Baron Browning's closing speed to stop Ekeler for just a two-yard gain is..awesome.— AJ Schulte (@AJDraftScout) December 3, 2021
Dude's got the goods. pic.twitter.com/yk7yHYEsGU
As for Coop, how can you not love the guy? Ohio State clearly developed an affinity for the first recipient of the “Block O” jersey, and it appears as if Denver fans are quickly becoming huge fans as well. Hampered by injuries throughout his college career, Cooper probably did not warrant a draft selection solely due to his on-field production. However, his leadership, toughness, and football pedigree made him worthy of a late-round look. The Broncos have to be pleased that Cooper, the football player is catching up with Cooper, the man.
Unsurprisingly, Cooper faced adversity before he even suited up for Denver. After dealing with various injuries in Columbus, he was snake-bitten once again, this time by the recurrence or discovery of his Wolff-Parkinson-White syndrome. He was eventually cleared for football activities after three, eight-hour procedures, and impressed during the Broncos’ preseason games… then he sat for the majority of the first six weeks of the season — similar to Browning.
When the Broncos decided to move on from Von Miller, Cooper was given the starting nod, and he has flourished ever since. Despite lacking world-class athleticism, the former Buckeye captain has gotten the job done with technique, relentless pursuit, and a high football IQ. He is also healthy and playing nearly every down, which was not always the case in college. It’s like they always say: opportunity breeds success.
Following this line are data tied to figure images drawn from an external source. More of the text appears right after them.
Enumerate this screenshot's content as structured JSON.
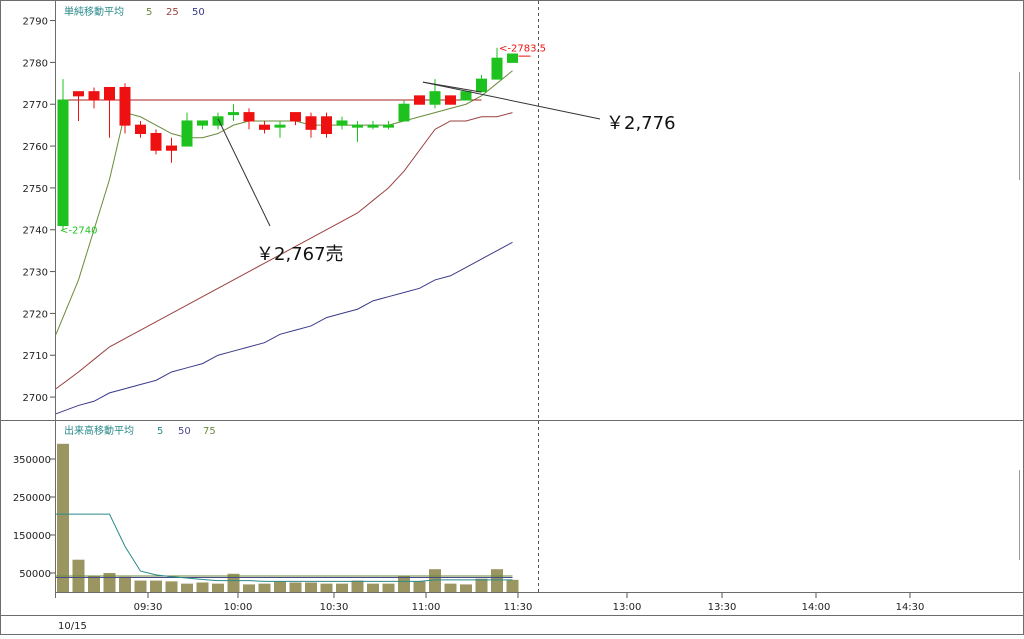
{
  "chart_data": [
    {
      "type": "candlestick",
      "legend_title": "単純移動平均",
      "ma_periods": [
        {
          "label": "5",
          "color": "#6a8a3a"
        },
        {
          "label": "25",
          "color": "#9b4040"
        },
        {
          "label": "50",
          "color": "#3a3a8a"
        }
      ],
      "y_ticks": [
        "2790",
        "2780",
        "2770",
        "2760",
        "2750",
        "2740",
        "2730",
        "2720",
        "2710",
        "2700"
      ],
      "ylim": [
        2695,
        2793
      ],
      "up_color": "#1ec21e",
      "down_color": "#ee1111",
      "candles": [
        {
          "o": 2741,
          "h": 2776,
          "l": 2740,
          "c": 2771
        },
        {
          "o": 2773,
          "h": 2773,
          "l": 2766,
          "c": 2772
        },
        {
          "o": 2773,
          "h": 2774,
          "l": 2769,
          "c": 2771
        },
        {
          "o": 2774,
          "h": 2774,
          "l": 2762,
          "c": 2771
        },
        {
          "o": 2774,
          "h": 2775,
          "l": 2763,
          "c": 2765
        },
        {
          "o": 2765,
          "h": 2766,
          "l": 2762,
          "c": 2763
        },
        {
          "o": 2763,
          "h": 2764,
          "l": 2758,
          "c": 2759
        },
        {
          "o": 2760,
          "h": 2762,
          "l": 2756,
          "c": 2759
        },
        {
          "o": 2760,
          "h": 2768,
          "l": 2760,
          "c": 2766
        },
        {
          "o": 2765,
          "h": 2766,
          "l": 2764,
          "c": 2766
        },
        {
          "o": 2765,
          "h": 2768,
          "l": 2764,
          "c": 2767
        },
        {
          "o": 2768,
          "h": 2770,
          "l": 2766,
          "c": 2768
        },
        {
          "o": 2768,
          "h": 2769,
          "l": 2764,
          "c": 2766
        },
        {
          "o": 2765,
          "h": 2766,
          "l": 2763,
          "c": 2764
        },
        {
          "o": 2765,
          "h": 2766,
          "l": 2762,
          "c": 2765
        },
        {
          "o": 2768,
          "h": 2768,
          "l": 2765,
          "c": 2766
        },
        {
          "o": 2767,
          "h": 2768,
          "l": 2762,
          "c": 2764
        },
        {
          "o": 2767,
          "h": 2768,
          "l": 2762,
          "c": 2763
        },
        {
          "o": 2765,
          "h": 2767,
          "l": 2764,
          "c": 2766
        },
        {
          "o": 2765,
          "h": 2766,
          "l": 2761,
          "c": 2765
        },
        {
          "o": 2765,
          "h": 2766,
          "l": 2764,
          "c": 2765
        },
        {
          "o": 2765,
          "h": 2766,
          "l": 2764,
          "c": 2765
        },
        {
          "o": 2766,
          "h": 2771,
          "l": 2766,
          "c": 2770
        },
        {
          "o": 2772,
          "h": 2772,
          "l": 2770,
          "c": 2770
        },
        {
          "o": 2770,
          "h": 2776,
          "l": 2769,
          "c": 2773
        },
        {
          "o": 2772,
          "h": 2772,
          "l": 2770,
          "c": 2770
        },
        {
          "o": 2771,
          "h": 2773,
          "l": 2771,
          "c": 2773
        },
        {
          "o": 2773,
          "h": 2777,
          "l": 2773,
          "c": 2776
        },
        {
          "o": 2776,
          "h": 2783.5,
          "l": 2776,
          "c": 2781
        },
        {
          "o": 2780,
          "h": 2782,
          "l": 2780,
          "c": 2782
        }
      ],
      "ma5": [
        2715,
        2728,
        2740,
        2752,
        2768,
        2767,
        2765,
        2763,
        2762,
        2762,
        2763,
        2765,
        2766,
        2766,
        2766,
        2766,
        2765,
        2765,
        2765,
        2765,
        2765,
        2765,
        2766,
        2767,
        2768,
        2769,
        2770,
        2772,
        2775,
        2778
      ],
      "ma25": [
        2702,
        2706,
        2709,
        2712,
        2714,
        2716,
        2718,
        2720,
        2722,
        2724,
        2726,
        2728,
        2730,
        2732,
        2734,
        2736,
        2738,
        2740,
        2742,
        2744,
        2747,
        2750,
        2754,
        2759,
        2764,
        2766,
        2766,
        2767,
        2767,
        2768
      ],
      "ma50": [
        2696,
        2698,
        2699,
        2701,
        2702,
        2703,
        2704,
        2706,
        2707,
        2708,
        2710,
        2711,
        2712,
        2713,
        2715,
        2716,
        2717,
        2719,
        2720,
        2721,
        2723,
        2724,
        2725,
        2726,
        2728,
        2729,
        2731,
        2733,
        2735,
        2737
      ],
      "hline_value": 2771,
      "low_label": "<-2740",
      "high_label": "<-2783.5",
      "annotations": [
        {
          "text": "￥2,767売",
          "value": 2767,
          "candle": 10
        },
        {
          "text": "￥2,776",
          "value": 2776,
          "candle": 24
        }
      ]
    },
    {
      "type": "bar",
      "legend_title": "出来高移動平均",
      "ma_periods": [
        {
          "label": "5",
          "color": "#2a8a8a"
        },
        {
          "label": "50",
          "color": "#4a4a8a"
        },
        {
          "label": "75",
          "color": "#6a8a3a"
        }
      ],
      "y_ticks": [
        "350000",
        "250000",
        "150000",
        "50000"
      ],
      "ylim": [
        0,
        400000
      ],
      "bar_color": "#9b9661",
      "values": [
        390000,
        85000,
        42000,
        50000,
        40000,
        30000,
        30000,
        28000,
        22000,
        25000,
        22000,
        48000,
        20000,
        22000,
        28000,
        25000,
        25000,
        22000,
        22000,
        30000,
        22000,
        22000,
        42000,
        28000,
        60000,
        22000,
        20000,
        35000,
        60000,
        32000
      ],
      "vol_ma5": [
        205000,
        205000,
        205000,
        205000,
        120000,
        55000,
        45000,
        40000,
        37000,
        33000,
        30000,
        30000,
        30000,
        28000,
        28000,
        28000,
        28000,
        28000,
        28000,
        28000,
        28000,
        28000,
        28000,
        28000,
        32000,
        32000,
        32000,
        32000,
        32000,
        32000
      ],
      "vol_ma50": [
        38000,
        38000,
        38000,
        38000,
        38000,
        38000,
        38000,
        38000,
        38000,
        38000,
        38000,
        38000,
        38000,
        38000,
        38000,
        38000,
        38000,
        38000,
        38000,
        38000,
        38000,
        38000,
        38000,
        38000,
        38000,
        38000,
        38000,
        38000,
        38000,
        38000
      ],
      "vol_ma75": [
        42000,
        42000,
        42000,
        42000,
        42000,
        42000,
        42000,
        42000,
        42000,
        42000,
        42000,
        42000,
        42000,
        42000,
        42000,
        42000,
        42000,
        42000,
        42000,
        42000,
        42000,
        42000,
        42000,
        42000,
        42000,
        42000,
        42000,
        42000,
        42000,
        42000
      ]
    }
  ],
  "x_axis": {
    "labels": [
      "09:30",
      "10:00",
      "10:30",
      "11:00",
      "11:30",
      "13:00",
      "13:30",
      "14:00",
      "14:30"
    ],
    "date_label": "10/15"
  }
}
In his first three starts, Cooper was credited with 13 pressures — second among rookies, and tied with superstar Myles Garrett. The rookie has continued to start and play the majority of the defensive snaps, and although he has not earned a sack since Week 9 in Dallas, his impact is being felt by the opposition. Now that he has tape out there, it is entirely possible that teams are game-planning for him, which was not the case when he first became a surprise starter. Coop has 30 total tackles to go with those two sacks, and I predict he finishes the season with a few more.
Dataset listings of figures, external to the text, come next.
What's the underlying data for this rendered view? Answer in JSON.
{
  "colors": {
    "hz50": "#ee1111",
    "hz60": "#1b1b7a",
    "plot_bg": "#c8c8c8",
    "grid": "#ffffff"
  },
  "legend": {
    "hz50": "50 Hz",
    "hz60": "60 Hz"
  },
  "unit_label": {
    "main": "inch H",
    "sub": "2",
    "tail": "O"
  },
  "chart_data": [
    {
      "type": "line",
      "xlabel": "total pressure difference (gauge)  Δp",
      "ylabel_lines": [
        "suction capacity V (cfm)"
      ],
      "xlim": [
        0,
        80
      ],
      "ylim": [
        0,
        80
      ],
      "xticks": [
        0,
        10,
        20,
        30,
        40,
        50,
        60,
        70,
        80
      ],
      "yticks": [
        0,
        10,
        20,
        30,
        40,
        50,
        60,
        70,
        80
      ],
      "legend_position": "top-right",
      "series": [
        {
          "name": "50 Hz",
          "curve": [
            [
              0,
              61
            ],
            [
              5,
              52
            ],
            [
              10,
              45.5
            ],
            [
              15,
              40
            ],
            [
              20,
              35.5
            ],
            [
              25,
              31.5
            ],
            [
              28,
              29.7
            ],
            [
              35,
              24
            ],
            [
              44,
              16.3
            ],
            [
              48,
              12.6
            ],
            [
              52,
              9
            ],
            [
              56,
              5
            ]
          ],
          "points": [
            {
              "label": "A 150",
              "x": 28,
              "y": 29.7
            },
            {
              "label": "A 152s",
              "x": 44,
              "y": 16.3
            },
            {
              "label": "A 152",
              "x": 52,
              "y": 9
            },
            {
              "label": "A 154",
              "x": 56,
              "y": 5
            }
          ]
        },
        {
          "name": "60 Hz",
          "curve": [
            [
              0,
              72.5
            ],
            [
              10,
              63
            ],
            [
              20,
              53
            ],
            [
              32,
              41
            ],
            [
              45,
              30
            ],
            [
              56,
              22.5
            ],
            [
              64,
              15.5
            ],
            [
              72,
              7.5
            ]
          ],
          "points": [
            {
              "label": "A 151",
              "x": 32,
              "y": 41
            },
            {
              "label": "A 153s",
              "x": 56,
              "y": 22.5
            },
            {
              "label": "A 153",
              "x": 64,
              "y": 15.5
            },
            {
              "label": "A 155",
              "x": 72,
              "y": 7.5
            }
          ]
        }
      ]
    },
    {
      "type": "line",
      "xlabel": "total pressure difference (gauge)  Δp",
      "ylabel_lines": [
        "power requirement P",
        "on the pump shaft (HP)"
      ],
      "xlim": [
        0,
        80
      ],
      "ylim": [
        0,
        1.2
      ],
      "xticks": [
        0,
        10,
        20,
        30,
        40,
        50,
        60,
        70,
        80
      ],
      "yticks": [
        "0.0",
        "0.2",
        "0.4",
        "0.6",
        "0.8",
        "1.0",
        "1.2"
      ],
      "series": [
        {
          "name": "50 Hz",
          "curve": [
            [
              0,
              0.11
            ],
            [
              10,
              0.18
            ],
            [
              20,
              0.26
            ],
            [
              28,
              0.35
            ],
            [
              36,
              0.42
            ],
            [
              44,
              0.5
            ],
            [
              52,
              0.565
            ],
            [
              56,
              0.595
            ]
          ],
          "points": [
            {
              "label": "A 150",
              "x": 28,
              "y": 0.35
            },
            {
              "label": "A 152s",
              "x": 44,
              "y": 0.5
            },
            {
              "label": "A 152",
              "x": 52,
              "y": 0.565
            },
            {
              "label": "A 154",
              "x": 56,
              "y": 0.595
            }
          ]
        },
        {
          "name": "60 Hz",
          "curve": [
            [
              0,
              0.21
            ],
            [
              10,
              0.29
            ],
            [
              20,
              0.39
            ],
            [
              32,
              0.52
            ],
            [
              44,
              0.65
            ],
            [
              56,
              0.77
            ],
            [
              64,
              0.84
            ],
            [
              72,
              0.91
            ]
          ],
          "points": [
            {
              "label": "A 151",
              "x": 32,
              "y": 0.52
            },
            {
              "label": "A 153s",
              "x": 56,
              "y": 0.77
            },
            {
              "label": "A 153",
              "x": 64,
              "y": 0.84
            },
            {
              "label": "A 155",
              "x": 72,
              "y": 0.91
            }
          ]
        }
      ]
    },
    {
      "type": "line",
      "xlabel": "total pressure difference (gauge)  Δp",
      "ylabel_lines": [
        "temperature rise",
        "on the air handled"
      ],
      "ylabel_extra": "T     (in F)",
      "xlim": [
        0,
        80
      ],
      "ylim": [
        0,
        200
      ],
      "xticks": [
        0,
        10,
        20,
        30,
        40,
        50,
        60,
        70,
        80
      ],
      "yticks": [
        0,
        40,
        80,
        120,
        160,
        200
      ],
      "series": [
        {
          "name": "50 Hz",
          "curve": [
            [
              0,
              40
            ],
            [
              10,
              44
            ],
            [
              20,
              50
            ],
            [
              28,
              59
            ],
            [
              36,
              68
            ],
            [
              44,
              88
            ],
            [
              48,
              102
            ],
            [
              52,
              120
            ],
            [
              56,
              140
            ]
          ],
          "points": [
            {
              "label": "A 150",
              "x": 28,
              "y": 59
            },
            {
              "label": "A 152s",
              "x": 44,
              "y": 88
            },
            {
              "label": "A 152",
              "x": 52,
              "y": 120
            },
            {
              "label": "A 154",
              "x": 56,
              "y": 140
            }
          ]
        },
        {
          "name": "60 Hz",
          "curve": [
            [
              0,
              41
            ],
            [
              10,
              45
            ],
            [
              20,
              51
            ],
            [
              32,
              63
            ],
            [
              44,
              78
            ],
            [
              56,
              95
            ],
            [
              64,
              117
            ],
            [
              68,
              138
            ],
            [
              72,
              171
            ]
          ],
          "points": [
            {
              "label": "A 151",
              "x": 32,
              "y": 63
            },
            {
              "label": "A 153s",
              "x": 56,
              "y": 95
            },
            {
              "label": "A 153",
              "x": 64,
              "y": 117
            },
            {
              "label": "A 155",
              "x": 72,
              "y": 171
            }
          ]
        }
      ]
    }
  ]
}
And by the way Jonathan Cooper is a monster and is second among all rookies in pressures since he started getting more playing time three weeks ago.— Brett Kollmann (@BrettKollmann) November 9, 2021
Tied with Myles Garrett in pressures (13) over that span. Only Kwity is ahead of him.
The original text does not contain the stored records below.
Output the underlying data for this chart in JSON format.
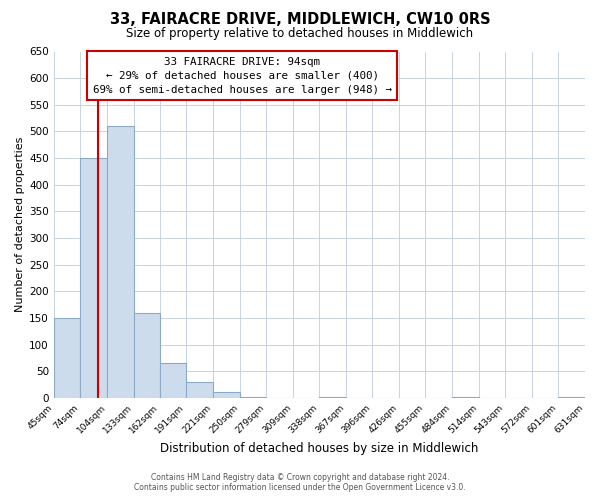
{
  "title": "33, FAIRACRE DRIVE, MIDDLEWICH, CW10 0RS",
  "subtitle": "Size of property relative to detached houses in Middlewich",
  "xlabel": "Distribution of detached houses by size in Middlewich",
  "ylabel": "Number of detached properties",
  "bin_edges": [
    45,
    74,
    104,
    133,
    162,
    191,
    221,
    250,
    279,
    309,
    338,
    367,
    396,
    426,
    455,
    484,
    514,
    543,
    572,
    601,
    631
  ],
  "bin_labels": [
    "45sqm",
    "74sqm",
    "104sqm",
    "133sqm",
    "162sqm",
    "191sqm",
    "221sqm",
    "250sqm",
    "279sqm",
    "309sqm",
    "338sqm",
    "367sqm",
    "396sqm",
    "426sqm",
    "455sqm",
    "484sqm",
    "514sqm",
    "543sqm",
    "572sqm",
    "601sqm",
    "631sqm"
  ],
  "bar_heights": [
    150,
    450,
    510,
    160,
    65,
    30,
    12,
    2,
    0,
    0,
    2,
    0,
    0,
    0,
    0,
    2,
    0,
    0,
    0,
    2
  ],
  "bar_color": "#cddcec",
  "bar_edge_color": "#8aaac8",
  "property_line_x": 94,
  "property_line_color": "#cc0000",
  "ylim": [
    0,
    650
  ],
  "yticks": [
    0,
    50,
    100,
    150,
    200,
    250,
    300,
    350,
    400,
    450,
    500,
    550,
    600,
    650
  ],
  "annotation_title": "33 FAIRACRE DRIVE: 94sqm",
  "annotation_line1": "← 29% of detached houses are smaller (400)",
  "annotation_line2": "69% of semi-detached houses are larger (948) →",
  "annotation_box_color": "#ffffff",
  "annotation_box_edge_color": "#cc0000",
  "footer_line1": "Contains HM Land Registry data © Crown copyright and database right 2024.",
  "footer_line2": "Contains public sector information licensed under the Open Government Licence v3.0.",
  "background_color": "#ffffff",
  "grid_color": "#c8d4e0"
}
It looks like the Broncos may have really found something with their former Buckeyes. Browning and Cooper worked their way up the depth chart, and have proven themselves to be at least quality starters in the NFL. Both were 5-star recruits who experienced ups and downs while at Ohio State, but they kept grinding and improving, and the evidence of their hard work is showing up on Sundays. Just a few more Buckeye success stories for the program to hang their hat on. Go Bucks, and Merry Christmas!